Problèmes psychologiques
Adnan Hussain, un garçon de 12 ans qui a perdu neuf membres de sa famille dans une même explosion à Peshawar, se dit « très déprimé » et pense qu’il est inutile de construire « une vie pour moi ».
« Les personnes touchées par des explosions ou les personnes qui ont perdu des proches souffrent souvent de problèmes psychologiques, mais, malheureusement, elles font rarement appel à des professionnels, notamment en raison de leurs origines socio-économiques », a dit à IRIN Rubina Shaheen, psychologue dans un hôpital privé de Rawalpindi.
Certains s’inquiètent également des délais d’attente pour le traitement des personnes blessées dans les explosions, qui peuvent entraîner de graves complications médicales, ou de la médiocrité des soins offerts par les hôpitaux des zones reculées.
Fawad Khan, directeur de la santé des zones tribales sous administration fédérale (Federally Administered Tribal Areas, FATA), a dit aux médias en 2010 : « La destruction d’établissements de soins par des militants, la pauvreté et le manque d’éducation des habitants des FATA empêchent la prise en charge rapide des blessés qui sont alors amputés ou souffrent de difformités », a-t-il dit.
La situation n’a que peu évolué.

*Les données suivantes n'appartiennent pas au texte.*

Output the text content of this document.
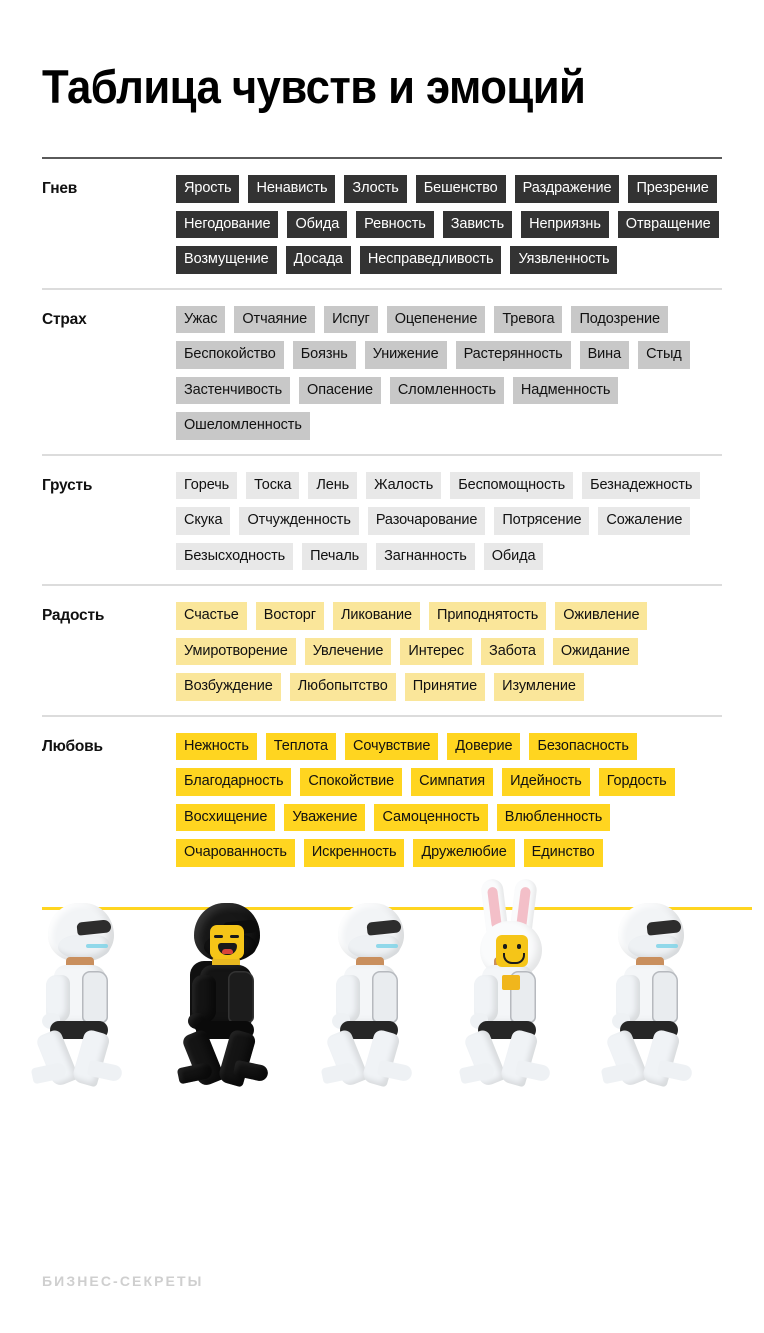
Таблица чувств и эмоций
Гнев	Ярость	Ненависть	Злость	Бешенство	Раздражение	Презрение
Негодование	Обида	Ревность	Зависть	Неприязнь	Отвращение
Возмущение	Досада	Несправедливость	Уязвленность
Страх	Ужас	Отчаяние	Испуг	Оцепенение	Тревога	Подозрение
Беспокойство	Боязнь	Унижение	Растерянность	Вина	Стыд
Застенчивость	Опасение	Сломленность	Надменность
Ошеломленность
Грусть	Горечь	Тоска	Лень	Жалость	Беспомощность	Безнадежность
Скука	Отчужденность	Разочарование	Потрясение	Сожаление
Безысходность	Печаль	Загнанность	Обида
Радость	Счастье	Восторг	Ликование	Приподнятость	Оживление
Умиротворение	Увлечение	Интерес	Забота	Ожидание
Возбуждение	Любопытство	Принятие	Изумление
Любовь	Нежность	Теплота	Сочувствие	Доверие	Безопасность
Благодарность	Спокойствие	Симпатия	Идейность	Гордость
Восхищение	Уважение	Самоценность	Влюбленность
Очарованность	Искренность	Дружелюбие	Единство
БИЗНЕС-СЕКРЕТЫ
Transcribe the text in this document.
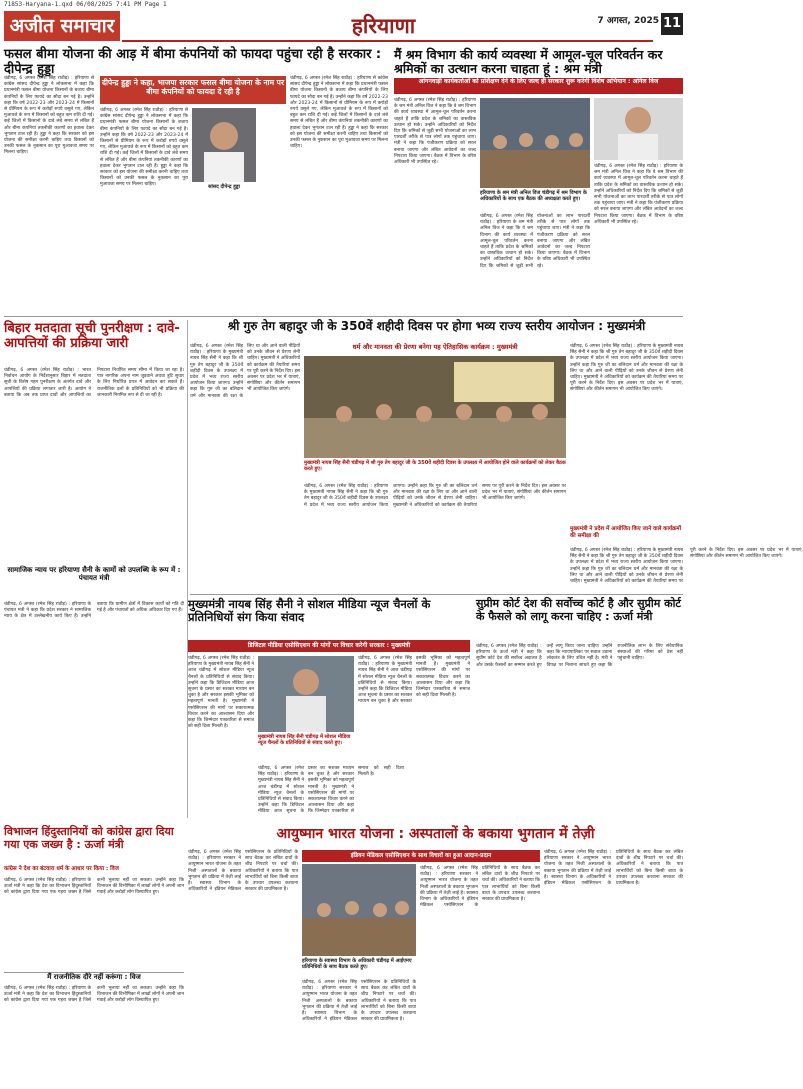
71853-Haryana-1.qxd 06/08/2025 7:41 PM Page 1
अजीत समाचार	हरियाणा	7 अगस्त, 2025 11
फसल बीमा योजना की आड़ में बीमा कंपनियों को फायदा पहुंचा रही है सरकार : दीपेन्द्र हुड्डा
चंडीगढ़, 6 अगस्त (रमेश सिंह राठौड़) : हरियाणा से कांग्रेस सांसद दीपेन्द्र हुड्डा ने लोकसभा में कहा कि प्रधानमंत्री फसल बीमा योजना किसानों के बजाय बीमा कंपनियों के लिए फायदे का सौदा बन गई है। उन्होंने कहा कि वर्ष 2022-23 और 2023-24 में किसानों से प्रीमियम के रूप में करोड़ों रुपये वसूले गए, लेकिन मुआवजे के रूप में किसानों को बहुत कम राशि दी गई। कई जिलों में किसानों के दावे लंबे समय से लंबित हैं और बीमा कंपनियां तकनीकी कारणों का हवाला देकर भुगतान टाल रही हैं। हुड्डा ने कहा कि सरकार को इस योजना की समीक्षा करनी चाहिए तथा किसानों को उनकी फसल के नुकसान का पूरा मुआवजा समय पर मिलना चाहिए।
दीपेन्द्र हुड्डा ने कहा, भाजपा सरकार फसल बीमा योजना के नाम पर बीमा कंपनियों को फायदा दे रही है
चंडीगढ़, 6 अगस्त (रमेश सिंह राठौड़) : हरियाणा से कांग्रेस सांसद दीपेन्द्र हुड्डा ने लोकसभा में कहा कि प्रधानमंत्री फसल बीमा योजना किसानों के बजाय बीमा कंपनियों के लिए फायदे का सौदा बन गई है। उन्होंने कहा कि वर्ष 2022-23 और 2023-24 में किसानों से प्रीमियम के रूप में करोड़ों रुपये वसूले गए, लेकिन मुआवजे के रूप में किसानों को बहुत कम राशि दी गई। कई जिलों में किसानों के दावे लंबे समय से लंबित हैं और बीमा कंपनियां तकनीकी कारणों का हवाला देकर भुगतान टाल रही हैं। हुड्डा ने कहा कि सरकार को इस योजना की समीक्षा करनी चाहिए तथा किसानों को उनकी फसल के नुकसान का पूरा मुआवजा समय पर मिलना चाहिए।	सांसद दीपेन्द्र हुड्डा
चंडीगढ़, 6 अगस्त (रमेश सिंह राठौड़) : हरियाणा से कांग्रेस सांसद दीपेन्द्र हुड्डा ने लोकसभा में कहा कि प्रधानमंत्री फसल बीमा योजना किसानों के बजाय बीमा कंपनियों के लिए फायदे का सौदा बन गई है। उन्होंने कहा कि वर्ष 2022-23 और 2023-24 में किसानों से प्रीमियम के रूप में करोड़ों रुपये वसूले गए, लेकिन मुआवजे के रूप में किसानों को बहुत कम राशि दी गई। कई जिलों में किसानों के दावे लंबे समय से लंबित हैं और बीमा कंपनियां तकनीकी कारणों का हवाला देकर भुगतान टाल रही हैं। हुड्डा ने कहा कि सरकार को इस योजना की समीक्षा करनी चाहिए तथा किसानों को उनकी फसल के नुकसान का पूरा मुआवजा समय पर मिलना चाहिए।
मैं श्रम विभाग की कार्य व्यवस्था में आमूल-चूल परिवर्तन कर श्रमिकों का उत्थान करना चाहता हूं : श्रम मंत्री
आंगनवाड़ी कार्यकर्ताओं को प्रशिक्षण देने के लिए जल्द ही सरकार शुरू करेगी विशेष अभियान : अनिल विज
चंडीगढ़, 6 अगस्त (रमेश सिंह राठौड़) : हरियाणा के श्रम मंत्री अनिल विज ने कहा कि वे श्रम विभाग की कार्य व्यवस्था में आमूल-चूल परिवर्तन करना चाहते हैं ताकि प्रदेश के श्रमिकों का वास्तविक उत्थान हो सके। उन्होंने अधिकारियों को निर्देश दिए कि श्रमिकों से जुड़ी सभी योजनाओं का लाभ पारदर्शी तरीके से पात्र लोगों तक पहुंचाया जाए। मंत्री ने कहा कि पंजीकरण प्रक्रिया को सरल बनाया जाएगा और लंबित आवेदनों का जल्द निपटारा किया जाएगा। बैठक में विभाग के वरिष्ठ अधिकारी भी उपस्थित रहे।
हरियाणा के श्रम मंत्री अनिल विज चंडीगढ़ में श्रम विभाग के अधिकारियों के साथ एक बैठक की अध्यक्षता करते हुए।
चंडीगढ़, 6 अगस्त (रमेश सिंह राठौड़) : हरियाणा के श्रम मंत्री अनिल विज ने कहा कि वे श्रम विभाग की कार्य व्यवस्था में आमूल-चूल परिवर्तन करना चाहते हैं ताकि प्रदेश के श्रमिकों का वास्तविक उत्थान हो सके। उन्होंने अधिकारियों को निर्देश दिए कि श्रमिकों से जुड़ी सभी योजनाओं का लाभ पारदर्शी तरीके से पात्र लोगों तक पहुंचाया जाए। मंत्री ने कहा कि पंजीकरण प्रक्रिया को सरल बनाया जाएगा और लंबित आवेदनों का जल्द निपटारा किया जाएगा। बैठक में विभाग के वरिष्ठ अधिकारी भी उपस्थित रहे।
चंडीगढ़, 6 अगस्त (रमेश सिंह राठौड़) : हरियाणा के श्रम मंत्री अनिल विज ने कहा कि वे श्रम विभाग की कार्य व्यवस्था में आमूल-चूल परिवर्तन करना चाहते हैं ताकि प्रदेश के श्रमिकों का वास्तविक उत्थान हो सके। उन्होंने अधिकारियों को निर्देश दिए कि श्रमिकों से जुड़ी सभी योजनाओं का लाभ पारदर्शी तरीके से पात्र लोगों तक पहुंचाया जाए। मंत्री ने कहा कि पंजीकरण प्रक्रिया को सरल बनाया जाएगा और लंबित आवेदनों का जल्द निपटारा किया जाएगा। बैठक में विभाग के वरिष्ठ अधिकारी भी उपस्थित रहे।
बिहार मतदाता सूची पुनरीक्षण : दावे-आपत्तियों की प्रक्रिया जारी
चंडीगढ़, 6 अगस्त (रमेश सिंह राठौड़) : भारत निर्वाचन आयोग के निर्देशानुसार बिहार में मतदाता सूची के विशेष गहन पुनरीक्षण के अंतर्गत दावे और आपत्तियों की प्रक्रिया लगातार जारी है। आयोग ने बताया कि अब तक प्राप्त दावों और आपत्तियों का निपटारा निर्धारित समय सीमा में किया जा रहा है। पात्र नागरिक अपना नाम जुड़वाने अथवा त्रुटि सुधार के लिए निर्धारित प्रपत्र में आवेदन कर सकते हैं। राजनीतिक दलों के प्रतिनिधियों को भी प्रक्रिया की जानकारी नियमित रूप से दी जा रही है।
सामाजिक न्याय पर हरियाणा सैनी के कामों को उपलब्धि के रूप में : पंचायत मंत्री
चंडीगढ़, 6 अगस्त (रमेश सिंह राठौड़) : हरियाणा के पंचायत मंत्री ने कहा कि प्रदेश सरकार ने सामाजिक न्याय के क्षेत्र में उल्लेखनीय कार्य किए हैं। उन्होंने बताया कि ग्रामीण क्षेत्रों में विकास कार्यों को गति दी गई है और पंचायतों को अधिक अधिकार दिए गए हैं।
श्री गुरु तेग बहादुर जी के 350वें शहीदी दिवस पर होगा भव्य राज्य स्तरीय आयोजन : मुख्यमंत्री
चंडीगढ़, 6 अगस्त (रमेश सिंह राठौड़) : हरियाणा के मुख्यमंत्री नायब सिंह सैनी ने कहा कि श्री गुरु तेग बहादुर जी के 350वें शहीदी दिवस के उपलक्ष्य में प्रदेश में भव्य राज्य स्तरीय आयोजन किया जाएगा। उन्होंने कहा कि गुरु जी का बलिदान धर्म और मानवता की रक्षा के लिए था और आने वाली पीढ़ियों को उनके जीवन से प्रेरणा लेनी चाहिए। मुख्यमंत्री ने अधिकारियों को कार्यक्रम की तैयारियां समय पर पूरी करने के निर्देश दिए। इस अवसर पर प्रदेश भर में यात्राएं, संगोष्ठियां और कीर्तन समागम भी आयोजित किए जाएंगे।
धर्म और मानवता की प्रेरणा बनेगा यह ऐतिहासिक कार्यक्रम : मुख्यमंत्री
मुख्यमंत्री नायब सिंह सैनी चंडीगढ़ में श्री गुरु तेग बहादुर जी के 350वें शहीदी दिवस के उपलक्ष्य में आयोजित होने वाले कार्यक्रमों को लेकर बैठक करते हुए।
चंडीगढ़, 6 अगस्त (रमेश सिंह राठौड़) : हरियाणा के मुख्यमंत्री नायब सिंह सैनी ने कहा कि श्री गुरु तेग बहादुर जी के 350वें शहीदी दिवस के उपलक्ष्य में प्रदेश में भव्य राज्य स्तरीय आयोजन किया जाएगा। उन्होंने कहा कि गुरु जी का बलिदान धर्म और मानवता की रक्षा के लिए था और आने वाली पीढ़ियों को उनके जीवन से प्रेरणा लेनी चाहिए। मुख्यमंत्री ने अधिकारियों को कार्यक्रम की तैयारियां समय पर पूरी करने के निर्देश दिए। इस अवसर पर प्रदेश भर में यात्राएं, संगोष्ठियां और कीर्तन समागम भी आयोजित किए जाएंगे।
चंडीगढ़, 6 अगस्त (रमेश सिंह राठौड़) : हरियाणा के मुख्यमंत्री नायब सिंह सैनी ने कहा कि श्री गुरु तेग बहादुर जी के 350वें शहीदी दिवस के उपलक्ष्य में प्रदेश में भव्य राज्य स्तरीय आयोजन किया जाएगा। उन्होंने कहा कि गुरु जी का बलिदान धर्म और मानवता की रक्षा के लिए था और आने वाली पीढ़ियों को उनके जीवन से प्रेरणा लेनी चाहिए। मुख्यमंत्री ने अधिकारियों को कार्यक्रम की तैयारियां समय पर पूरी करने के निर्देश दिए। इस अवसर पर प्रदेश भर में यात्राएं, संगोष्ठियां और कीर्तन समागम भी आयोजित किए जाएंगे।
मुख्यमंत्री ने प्रदेश में आयोजित किए जाने वाले कार्यक्रमों की समीक्षा की
चंडीगढ़, 6 अगस्त (रमेश सिंह राठौड़) : हरियाणा के मुख्यमंत्री नायब सिंह सैनी ने कहा कि श्री गुरु तेग बहादुर जी के 350वें शहीदी दिवस के उपलक्ष्य में प्रदेश में भव्य राज्य स्तरीय आयोजन किया जाएगा। उन्होंने कहा कि गुरु जी का बलिदान धर्म और मानवता की रक्षा के लिए था और आने वाली पीढ़ियों को उनके जीवन से प्रेरणा लेनी चाहिए। मुख्यमंत्री ने अधिकारियों को कार्यक्रम की तैयारियां समय पर पूरी करने के निर्देश दिए। इस अवसर पर प्रदेश भर में यात्राएं, संगोष्ठियां और कीर्तन समागम भी आयोजित किए जाएंगे।
मुख्यमंत्री नायब सिंह सैनी ने सोशल मीडिया न्यूज चैनलों के प्रतिनिधियों संग किया संवाद
डिजिटल मीडिया एसोसिएशन की मांगों पर विचार करेगी सरकार : मुख्यमंत्री
चंडीगढ़, 6 अगस्त (रमेश सिंह राठौड़) : हरियाणा के मुख्यमंत्री नायब सिंह सैनी ने आज चंडीगढ़ में सोशल मीडिया न्यूज चैनलों के प्रतिनिधियों से संवाद किया। उन्होंने कहा कि डिजिटल मीडिया आज सूचना के प्रसार का सशक्त माध्यम बन चुका है और सरकार इसकी भूमिका को महत्वपूर्ण मानती है। मुख्यमंत्री ने एसोसिएशन की मांगों पर सकारात्मक विचार करने का आश्वासन दिया और कहा कि जिम्मेदार पत्रकारिता से समाज को सही दिशा मिलती है।
मुख्यमंत्री नायब सिंह सैनी चंडीगढ़ में सोशल मीडिया न्यूज चैनलों के प्रतिनिधियों से संवाद करते हुए।
चंडीगढ़, 6 अगस्त (रमेश सिंह राठौड़) : हरियाणा के मुख्यमंत्री नायब सिंह सैनी ने आज चंडीगढ़ में सोशल मीडिया न्यूज चैनलों के प्रतिनिधियों से संवाद किया। उन्होंने कहा कि डिजिटल मीडिया आज सूचना के प्रसार का सशक्त माध्यम बन चुका है और सरकार इसकी भूमिका को महत्वपूर्ण मानती है। मुख्यमंत्री ने एसोसिएशन की मांगों पर सकारात्मक विचार करने का आश्वासन दिया और कहा कि जिम्मेदार पत्रकारिता से समाज को सही दिशा मिलती है।
चंडीगढ़, 6 अगस्त (रमेश सिंह राठौड़) : हरियाणा के मुख्यमंत्री नायब सिंह सैनी ने आज चंडीगढ़ में सोशल मीडिया न्यूज चैनलों के प्रतिनिधियों से संवाद किया। उन्होंने कहा कि डिजिटल मीडिया आज सूचना के प्रसार का सशक्त माध्यम बन चुका है और सरकार इसकी भूमिका को महत्वपूर्ण मानती है। मुख्यमंत्री ने एसोसिएशन की मांगों पर सकारात्मक विचार करने का आश्वासन दिया और कहा कि जिम्मेदार पत्रकारिता से समाज को सही दिशा मिलती है।
सुप्रीम कोर्ट देश की सर्वोच्च कोर्ट है और सुप्रीम कोर्ट के फैसले को लागू करना चाहिए : ऊर्जा मंत्री
चंडीगढ़, 6 अगस्त (रमेश सिंह राठौड़) : हरियाणा के ऊर्जा मंत्री ने कहा कि सुप्रीम कोर्ट देश की सर्वोच्च अदालत है और उसके फैसलों का सम्मान करते हुए उन्हें लागू किया जाना चाहिए। उन्होंने कहा कि न्यायपालिका पर सवाल उठाना लोकतंत्र के लिए उचित नहीं है। मंत्री ने विपक्ष पर निशाना साधते हुए कहा कि राजनीतिक लाभ के लिए संवैधानिक संस्थाओं की गरिमा को ठेस नहीं पहुंचानी चाहिए।
विभाजन हिंदुस्तानियों को कांग्रेस द्वारा दिया गया एक जख्म है : ऊर्जा मंत्री
कांग्रेस ने देश का बंटवारा धर्म के आधार पर किया : विज
चंडीगढ़, 6 अगस्त (रमेश सिंह राठौड़) : हरियाणा के ऊर्जा मंत्री ने कहा कि देश का विभाजन हिंदुस्तानियों को कांग्रेस द्वारा दिया गया एक गहरा जख्म है जिसे कभी भुलाया नहीं जा सकता। उन्होंने कहा कि विभाजन की विभीषिका में लाखों लोगों ने अपनी जान गंवाई और करोड़ों लोग विस्थापित हुए।
मैं राजनीतिक दौरे नहीं करूंगा : विज
चंडीगढ़, 6 अगस्त (रमेश सिंह राठौड़) : हरियाणा के ऊर्जा मंत्री ने कहा कि देश का विभाजन हिंदुस्तानियों को कांग्रेस द्वारा दिया गया एक गहरा जख्म है जिसे कभी भुलाया नहीं जा सकता। उन्होंने कहा कि विभाजन की विभीषिका में लाखों लोगों ने अपनी जान गंवाई और करोड़ों लोग विस्थापित हुए।
आयुष्मान भारत योजना : अस्पतालों के बकाया भुगतान में तेज़ी
चंडीगढ़, 6 अगस्त (रमेश सिंह राठौड़) : हरियाणा सरकार ने आयुष्मान भारत योजना के तहत निजी अस्पतालों के बकाया भुगतान की प्रक्रिया में तेज़ी लाई है। स्वास्थ्य विभाग के अधिकारियों ने इंडियन मेडिकल एसोसिएशन के प्रतिनिधियों के साथ बैठक कर लंबित दावों के शीघ्र निपटारे पर चर्चा की। अधिकारियों ने बताया कि पात्र लाभार्थियों को बिना किसी बाधा के उपचार उपलब्ध करवाना सरकार की प्राथमिकता है।
इंडियन मेडिकल एसोसिएशन के साथ विचारों का हुआ आदान-प्रदान
हरियाणा के स्वास्थ्य विभाग के अधिकारी चंडीगढ़ में आईएमए प्रतिनिधियों के साथ बैठक करते हुए।
चंडीगढ़, 6 अगस्त (रमेश सिंह राठौड़) : हरियाणा सरकार ने आयुष्मान भारत योजना के तहत निजी अस्पतालों के बकाया भुगतान की प्रक्रिया में तेज़ी लाई है। स्वास्थ्य विभाग के अधिकारियों ने इंडियन मेडिकल एसोसिएशन के प्रतिनिधियों के साथ बैठक कर लंबित दावों के शीघ्र निपटारे पर चर्चा की। अधिकारियों ने बताया कि पात्र लाभार्थियों को बिना किसी बाधा के उपचार उपलब्ध करवाना सरकार की प्राथमिकता है।
चंडीगढ़, 6 अगस्त (रमेश सिंह राठौड़) : हरियाणा सरकार ने आयुष्मान भारत योजना के तहत निजी अस्पतालों के बकाया भुगतान की प्रक्रिया में तेज़ी लाई है। स्वास्थ्य विभाग के अधिकारियों ने इंडियन मेडिकल एसोसिएशन के प्रतिनिधियों के साथ बैठक कर लंबित दावों के शीघ्र निपटारे पर चर्चा की। अधिकारियों ने बताया कि पात्र लाभार्थियों को बिना किसी बाधा के उपचार उपलब्ध करवाना सरकार की प्राथमिकता है।
चंडीगढ़, 6 अगस्त (रमेश सिंह राठौड़) : हरियाणा सरकार ने आयुष्मान भारत योजना के तहत निजी अस्पतालों के बकाया भुगतान की प्रक्रिया में तेज़ी लाई है। स्वास्थ्य विभाग के अधिकारियों ने इंडियन मेडिकल एसोसिएशन के प्रतिनिधियों के साथ बैठक कर लंबित दावों के शीघ्र निपटारे पर चर्चा की। अधिकारियों ने बताया कि पात्र लाभार्थियों को बिना किसी बाधा के उपचार उपलब्ध करवाना सरकार की प्राथमिकता है।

Muhammad Dawar Khan, un vendeur de fruits âgé de 40 ans, a été blessé aux jambes dans l’explosion qui ciblait un bus à Peshawar en juin 2012.
« Les médecins se sont contentés de bander mes tibias, mais depuis je ressens des douleurs vives, j’ai passé une radio et on m’a dit que j’avais du métal dans une de mes jambes et qu’il faudrait m’opérer pour l’enlever. Il faut que je trouve un moyen de payer cette opération et compenser ma période de chômage ».